Молодой человек согласно кивнул.
— Вы умеете писать? — спросил он.
— Да.
— Тогда, — тут он достал чернила, перо и пергамент, — изложите письмом на родном языке свою просьбу.
Я сел к верстаку и около часа старательно выводил буквы. Все это время, если не считать женщину за занавеской, мы оставались одни. Молодой хозяин предложил мне поесть. Я охотно согласился. А он сел на мое место и переписал мое письмо на другой лист, насколько я мог различить, какими-то непонятными, странными буквами. Потом он сжег мое письмо, а пепел ссыпал в очаг. Свой лист он свернул и обмотал тканью, после чего надел верхнюю одежду и покинул дом. Вернулся работник, который сел напротив и стал смотреть на меня. Я попытался с ним заговорить, но вскоре понял, что он немой. Насидевшись, работник встал и постелил мне на огромном сундуке. Я лег и быстро уснул, утомленный за день. Далеко за полночь меня разбудил хозяин. Было видно, что он только что вернулся.

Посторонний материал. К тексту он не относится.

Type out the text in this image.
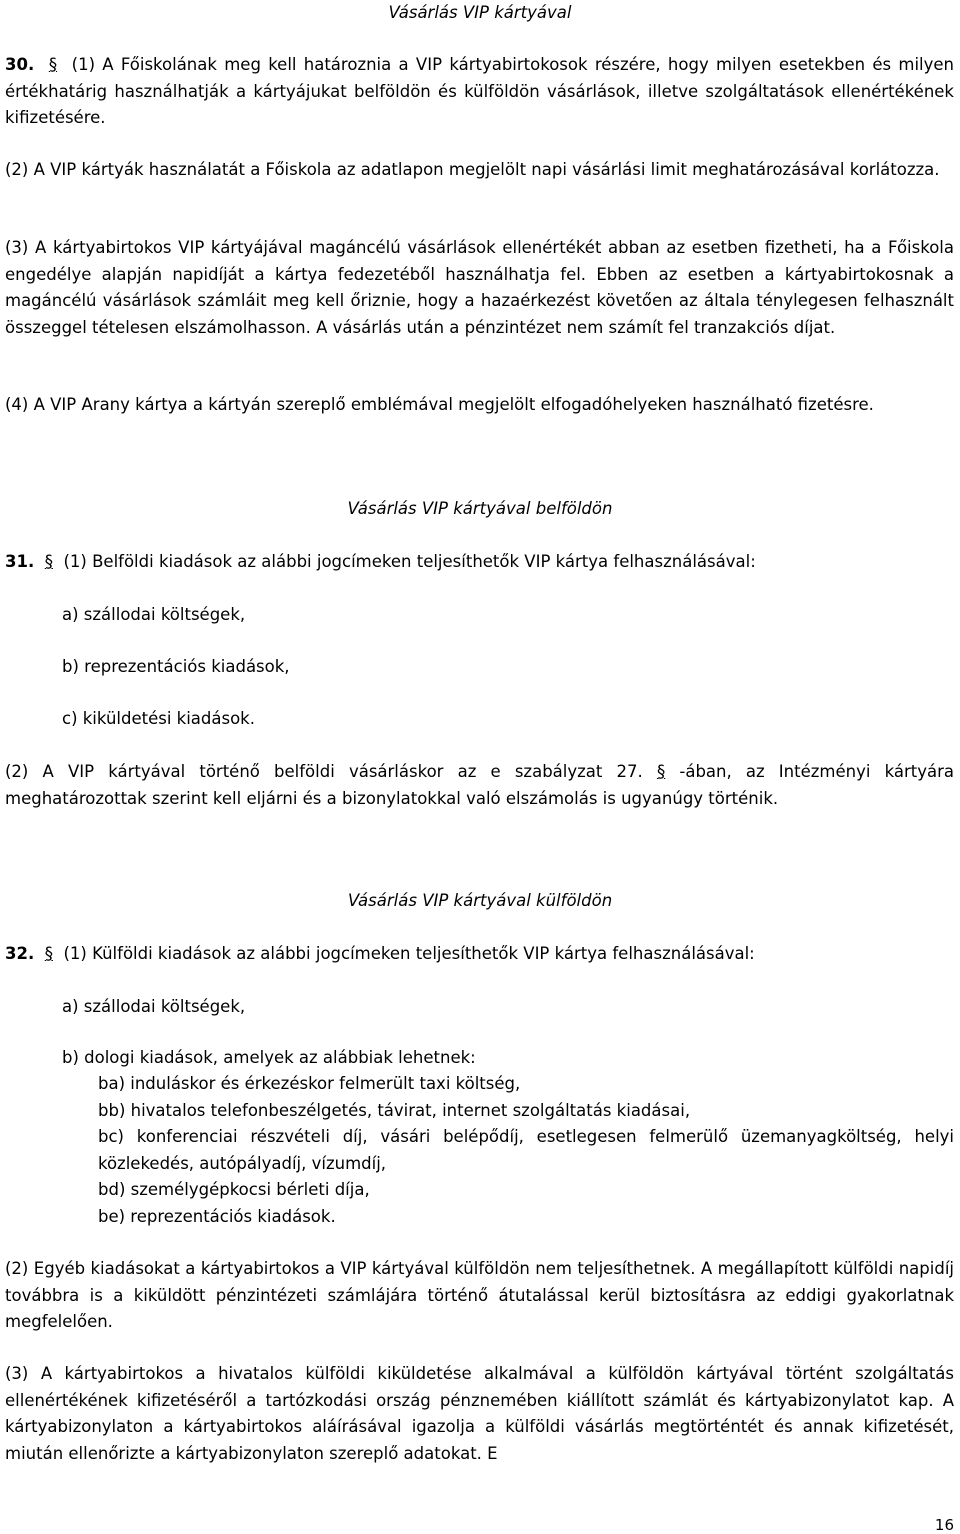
Vásárlás VIP kártyával

30. § (1) A Főiskolának meg kell határoznia a VIP kártyabirtokosok részére, hogy milyen esetekben és milyen értékhatárig használhatják a kártyájukat belföldön és külföldön vásárlások, illetve szolgáltatások ellenértékének kifizetésére.

(2) A VIP kártyák használatát a Főiskola az adatlapon megjelölt napi vásárlási limit meghatározásával korlátozza.

(3) A kártyabirtokos VIP kártyájával magáncélú vásárlások ellenértékét abban az esetben fizetheti, ha a Főiskola engedélye alapján napidíját a kártya fedezetéből használhatja fel. Ebben az esetben a kártyabirtokosnak a magáncélú vásárlások számláit meg kell őriznie, hogy a hazaérkezést követően az általa ténylegesen felhasznált összeggel tételesen elszámolhasson. A vásárlás után a pénzintézet nem számít fel tranzakciós díjat.

(4) A VIP Arany kártya a kártyán szereplő emblémával megjelölt elfogadóhelyeken használható fizetésre.

Vásárlás VIP kártyával belföldön

31. § (1) Belföldi kiadások az alábbi jogcímeken teljesíthetők VIP kártya felhasználásával:

a) szállodai költségek,

b) reprezentációs kiadások,

c) kiküldetési kiadások.

(2) A VIP kártyával történő belföldi vásárláskor az e szabályzat 27. § -ában, az Intézményi kártyára meghatározottak szerint kell eljárni és a bizonylatokkal való elszámolás is ugyanúgy történik.

Vásárlás VIP kártyával külföldön

32. § (1) Külföldi kiadások az alábbi jogcímeken teljesíthetők VIP kártya felhasználásával:

a) szállodai költségek,

b) dologi kiadások, amelyek az alábbiak lehetnek:

ba) induláskor és érkezéskor felmerült taxi költség,

bb) hivatalos telefonbeszélgetés, távirat, internet szolgáltatás kiadásai,

bc) konferenciai részvételi díj, vásári belépődíj, esetlegesen felmerülő üzemanyagköltség, helyi közlekedés, autópályadíj, vízumdíj,

bd) személygépkocsi bérleti díja,

be) reprezentációs kiadások.

(2) Egyéb kiadásokat a kártyabirtokos a VIP kártyával külföldön nem teljesíthetnek. A megállapított külföldi napidíj továbbra is a kiküldött pénzintézeti számlájára történő átutalással kerül biztosításra az eddigi gyakorlatnak megfelelően.

(3) A kártyabirtokos a hivatalos külföldi kiküldetése alkalmával a külföldön kártyával történt szolgáltatás ellenértékének kifizetéséről a tartózkodási ország pénznemében kiállított számlát és kártyabizonylatot kap. A kártyabizonylaton a kártyabirtokos aláírásával igazolja a külföldi vásárlás megtörténtét és annak kifizetését, miután ellenőrizte a kártyabizonylaton szereplő adatokat. E

16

— Я передал вашу просьбу, — сказал он, — следующий день вы пробудете у меня. Не покидайте дом. Вечером я принесу ответ.
Наутро я проснулся от детского плача. Светало, хозяин уже был на ногах. Увидев, что я встал со своего ложа, он сказал, указывая на люк в потолке, к которому была приставлена лестница:
— Поднимайтесь на чердак и оставайтесь там до вечера. Наверху есть все необходимое — еда, питье, постель. Постарайтесь вести себя тихо. Ко мне будут приходить заказчики, я не хочу, чтобы они знали о вас.
Я поспешил исполнить его просьбу. Наверху, действительно, оказалась обустроена уютная комнатка с койкой и столом, на котором лежал копченый окорок, хлеб и стояло два кувшина — с вином и водой. В горшке остывала ячменная каша. Я слишком устал за последние дни, поэтому поев, с радостью растянулся на койке, где проспал почти до вечера. Иногда, сквозь сон, до меня доносились отдаленные голоса, звон металла, детский крик. Мне снилась дорога — размытая дождями, иссушенная солнцем, мощеная булыжником, запорошенная аравийским песком… Дорога без конца и начала.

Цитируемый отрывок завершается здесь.